Limitations of this study include the cross-sectional design and the fact that the number of serum samples from PsA-flare group (n = 30) was three times lesser than the controls (n = 99) and PsA without flare group (n = 98). Given the unmet need for disease activity and flare biomarkers in the management of PsA, there is an immediate need to conduct longitudinal internal and external validation studies with an expanded cohort of patients to confirm the findings of this study.

Conclusion

In conclusion, a biomarker panel of ECM turnover and systemic inflammation was evaluated in a large sample of psoriatic disease patients.
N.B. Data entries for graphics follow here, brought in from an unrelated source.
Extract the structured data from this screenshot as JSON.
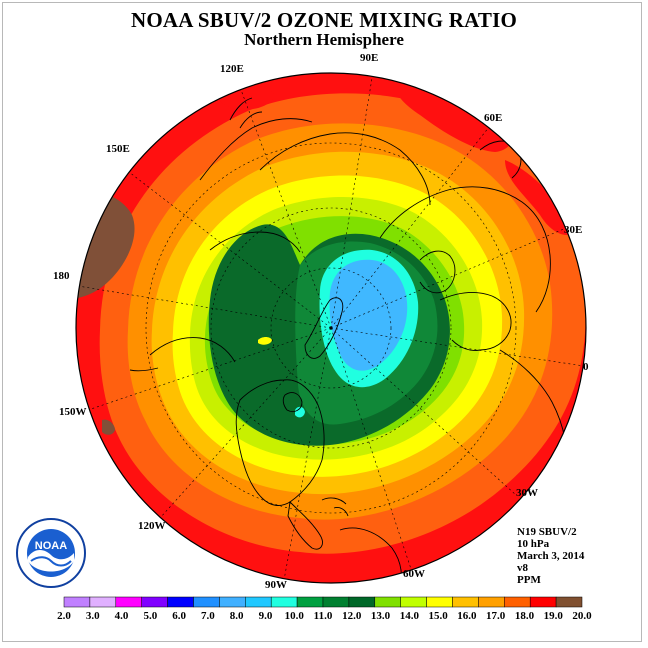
{
  "header": {
    "title": "NOAA SBUV/2 OZONE MIXING RATIO",
    "subtitle": "Northern Hemisphere"
  },
  "map": {
    "projection": "polar-stereographic-north",
    "longitude_labels": [
      "90E",
      "60E",
      "30E",
      "0",
      "30W",
      "60W",
      "90W",
      "120W",
      "150W",
      "180",
      "150E",
      "120E"
    ]
  },
  "info": {
    "satellite": "N19 SBUV/2",
    "level": "10 hPa",
    "date": "March 3, 2014",
    "version": "v8",
    "units": "PPM"
  },
  "logo": {
    "text": "NOAA"
  },
  "colorbar": {
    "labels": [
      "2.0",
      "3.0",
      "4.0",
      "5.0",
      "6.0",
      "7.0",
      "8.0",
      "9.0",
      "10.0",
      "11.0",
      "12.0",
      "13.0",
      "14.0",
      "15.0",
      "16.0",
      "17.0",
      "18.0",
      "19.0",
      "20.0"
    ],
    "colors": [
      "#c080ff",
      "#e0b0ff",
      "#ff00ff",
      "#8000ff",
      "#0000ff",
      "#2090ff",
      "#40b0ff",
      "#20c8ff",
      "#20ffe0",
      "#00a040",
      "#008030",
      "#006828",
      "#80e000",
      "#c0ff00",
      "#ffff00",
      "#ffc000",
      "#ffa000",
      "#ff6000",
      "#ff0000",
      "#805030"
    ]
  },
  "colors": {
    "red": "#ff1010",
    "orange_red": "#ff6010",
    "orange": "#ff9000",
    "gold": "#ffc000",
    "yellow": "#ffff00",
    "yellow_green": "#c8f000",
    "light_green": "#80e000",
    "dark_green": "#0a6a2a",
    "mid_green": "#108838",
    "cyan": "#20ffe0",
    "light_blue": "#40b8ff",
    "brown": "#805038"
  }
}
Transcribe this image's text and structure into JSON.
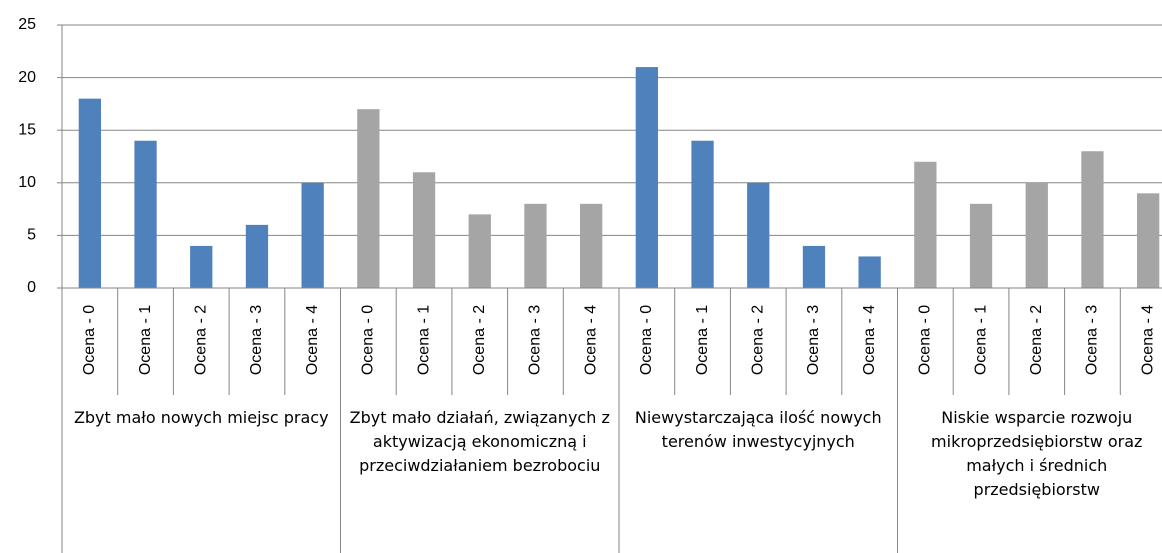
{
  "chart_data": {
    "type": "bar",
    "categories": [
      "Ocena - 0",
      "Ocena - 1",
      "Ocena - 2",
      "Ocena - 3",
      "Ocena - 4"
    ],
    "groups": [
      {
        "name": "Zbyt mało nowych miejsc pracy",
        "color": "#4f81bd",
        "values": [
          18,
          14,
          4,
          6,
          10
        ]
      },
      {
        "name": "Zbyt mało działań, związanych z aktywizacją ekonomiczną i przeciwdziałaniem bezrobociu",
        "color": "#a5a5a5",
        "values": [
          17,
          11,
          7,
          8,
          8
        ]
      },
      {
        "name": "Niewystarczająca ilość nowych terenów inwestycyjnych",
        "color": "#4f81bd",
        "values": [
          21,
          14,
          10,
          4,
          3
        ]
      },
      {
        "name": "Niskie wsparcie rozwoju mikroprzedsiębiorstw oraz małych i średnich przedsiębiorstw",
        "color": "#a5a5a5",
        "values": [
          12,
          8,
          10,
          13,
          9
        ]
      }
    ],
    "ylim": [
      0,
      25
    ],
    "yticks": [
      0,
      5,
      10,
      15,
      20,
      25
    ],
    "grid": true
  }
}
Serum biomarkers of tissue remodeling and inflammation were elevated in PsA patients with flares compared to PsA patients without flares. Biomarkers of neutrophil activity and fibrosis showed best discriminatory performance for separating PsA patients with flares from PsA without flare patients and may serve as potential biomarkers of disease activity associated with proteolytic activity in the joints. A multiparametric serum biomarker panel was also identified as potential biomarkers of PsA-flare. Longitudinal studies need to be conducted to better define the relationship between these biomarkers and PsA disease activity, including flares. In the future, such a marker or marker panel may be used to evaluate whether there is a need for alternative therapeutic management and/or preventive therapeutic intervention prior to a flare.